UPDATE 14 July 2022: The New European last night closed its fundraising scheme having raised £1m from 2,000 new co-owners.
New European editor Matt Kelly told Press Gazette the paper’s readers “now own 16.7% of the business”.
Original story, 22 June 2022: The New European has raised £510,000 in two days by offering readers the chance to buy shares in the newspaper.
The pro-Europe publisher says it wants to use the proceeds to raise its profile.
The publication opened its funding round at 9am on Monday. By Wednesday morning, it had raised over £513,000, surpassing its £500,000 target.
The company, The New European Limited, originally planned to sell approximately 167,000 shares equivalent to 8.84% of the company’s value of £5.15m as based on current revenues.
Demand proved high, however: 48 hours after sales opened the company had brought in more than 600 new investors. Proprietor and editor-in-chief Matt Kelly told Press Gazette the company would continue to sell shares past its target: “I expect the equity we’ll have amongst readers will be in double digits.”
Who owns the New European newspaper?
The New European launched in 2016 as a property of Archant under the editorship of Kelly. Kelly left the paper in October 2019, before returning in early 2021 to buy it alongside a consortium of investors including former FT editor Lionel Barber, former BBC and New York Times boss Mark Thompson and former Blair director of communications Alastair Campbell, who also serves as the paper’s editor-at-large.
Purchasing a single £3 share in this funding round will bag a prospective investor approximately 0.00005% ownership of The New European Limited. Thompson owns approximately 3.4% of the business, according to filings with Companies House; Barber owns just over 1%.
Kelly is by far the biggest shareholder, owning just under 40% of the equity. He told Press Gazette the business lost £150,000 in 2021 because of platform, paywall and editorial investments, but the current run rate is “more or less break-even”.
Kelly said he planned to use the capital to make the paper better-known.
“The idea really is that The New European is much loved by people who know it. But awareness is its biggest problem, still – you know, the media’s best kept secret.
“People don’t really know about it.
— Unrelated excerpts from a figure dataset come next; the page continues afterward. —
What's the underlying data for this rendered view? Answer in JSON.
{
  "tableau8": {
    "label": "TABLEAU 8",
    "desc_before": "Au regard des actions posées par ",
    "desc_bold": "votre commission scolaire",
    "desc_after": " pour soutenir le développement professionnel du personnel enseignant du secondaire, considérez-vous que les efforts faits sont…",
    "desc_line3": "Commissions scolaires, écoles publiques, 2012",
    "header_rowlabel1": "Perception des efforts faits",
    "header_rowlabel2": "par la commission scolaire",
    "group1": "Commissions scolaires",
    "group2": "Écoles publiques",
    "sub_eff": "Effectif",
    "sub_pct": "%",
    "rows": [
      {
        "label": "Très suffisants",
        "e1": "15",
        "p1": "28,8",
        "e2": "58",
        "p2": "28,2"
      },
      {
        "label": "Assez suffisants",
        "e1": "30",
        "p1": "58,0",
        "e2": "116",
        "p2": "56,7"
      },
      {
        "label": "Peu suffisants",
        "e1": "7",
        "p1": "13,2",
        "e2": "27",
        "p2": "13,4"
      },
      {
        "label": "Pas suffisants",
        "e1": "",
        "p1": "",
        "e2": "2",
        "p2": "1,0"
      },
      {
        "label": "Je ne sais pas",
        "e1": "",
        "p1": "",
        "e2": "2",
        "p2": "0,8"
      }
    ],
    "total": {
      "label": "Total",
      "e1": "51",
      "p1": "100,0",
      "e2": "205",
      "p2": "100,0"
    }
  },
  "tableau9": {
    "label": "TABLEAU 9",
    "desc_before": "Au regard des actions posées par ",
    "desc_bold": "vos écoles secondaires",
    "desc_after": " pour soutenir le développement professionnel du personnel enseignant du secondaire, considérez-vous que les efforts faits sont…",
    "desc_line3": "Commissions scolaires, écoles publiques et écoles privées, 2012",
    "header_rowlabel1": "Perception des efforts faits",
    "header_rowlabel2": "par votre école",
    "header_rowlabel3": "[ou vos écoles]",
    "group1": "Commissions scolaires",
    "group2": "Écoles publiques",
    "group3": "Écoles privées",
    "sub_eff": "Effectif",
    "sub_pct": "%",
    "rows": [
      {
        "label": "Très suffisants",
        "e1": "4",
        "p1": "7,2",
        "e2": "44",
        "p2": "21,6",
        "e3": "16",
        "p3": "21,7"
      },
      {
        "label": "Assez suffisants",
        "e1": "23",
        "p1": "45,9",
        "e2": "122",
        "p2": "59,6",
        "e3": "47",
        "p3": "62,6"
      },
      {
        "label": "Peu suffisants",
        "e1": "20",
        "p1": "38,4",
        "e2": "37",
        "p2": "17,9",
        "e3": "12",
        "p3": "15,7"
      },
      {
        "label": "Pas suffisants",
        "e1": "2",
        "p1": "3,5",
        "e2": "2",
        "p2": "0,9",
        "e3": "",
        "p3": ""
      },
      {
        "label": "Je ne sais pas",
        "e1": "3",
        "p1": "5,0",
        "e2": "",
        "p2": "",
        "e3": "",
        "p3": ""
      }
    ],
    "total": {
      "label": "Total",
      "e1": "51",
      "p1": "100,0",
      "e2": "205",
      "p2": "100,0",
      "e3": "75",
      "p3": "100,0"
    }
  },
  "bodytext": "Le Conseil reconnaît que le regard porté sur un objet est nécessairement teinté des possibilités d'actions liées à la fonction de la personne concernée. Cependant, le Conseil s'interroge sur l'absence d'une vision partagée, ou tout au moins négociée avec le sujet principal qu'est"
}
Even Remainers who I speak to, living in Central London, living near me, right in Remain-central in Islington, and they haven’t heard of The New European after all this time.
“So, we need the money to pay for a marketing campaign to raise awareness, which will then push the whole business into comfortable profitability, and we can go from strength to strength from there.”
Profitability is a key word: The New European will not be a new Guardian or Il Post, asking readers to donate purely out of the goodness of their hearts.
“It’s very much for-profit,” Kelly said. “I really believe that media should be profitable, but on the basis that I don’t think that it’s sustainable just to ask people for donations, as others have done – and that seems to work for them, and that’s fine.
“But I prefer a much more traditional model where we produce great journalism and people are happy to pay for it. We don’t take advertising either, which is a pointed difference. We are beholden to nobody apart from our subscribers, and I think that’s the perfect, ideal model for media.”
Kelly said opportunities for investors to profit might come “if we’re ever acquired or there’s an event or we have another fundraiser…
What next for the New European?
Longer-term, Kelly said he was looking at taking the Remainer paper to Europe.
“We’ve had conversations already with some of our German investors that there is potential for The New European to have a mainland European presence in a meaningful way.
“So we’re currently looking at Germany as a next step for The New European as an expansion and we’ll do it. We’ll do it in a very targeted way.
“But I do think that Europe has got this view now of Great Britain as being quite insular, navel-gazing Europhobes. And that’s not the case. So we’re quite happy to present a more accurate picture of how many Britons feel about mainland Europe.”
The New European was conceived in the wake of the Brexit referendum as a “pop up” newspaper to be published for four weeks in July 2016, but went permanent after exceeding its targets.
After Britain’s exit from the European Union formally took place in January 2020, Kelly told Press Gazette the post-EU future for The New European might be “being the platform for the radical centre”, which he identified as somewhere between The New Statesman and Spectator.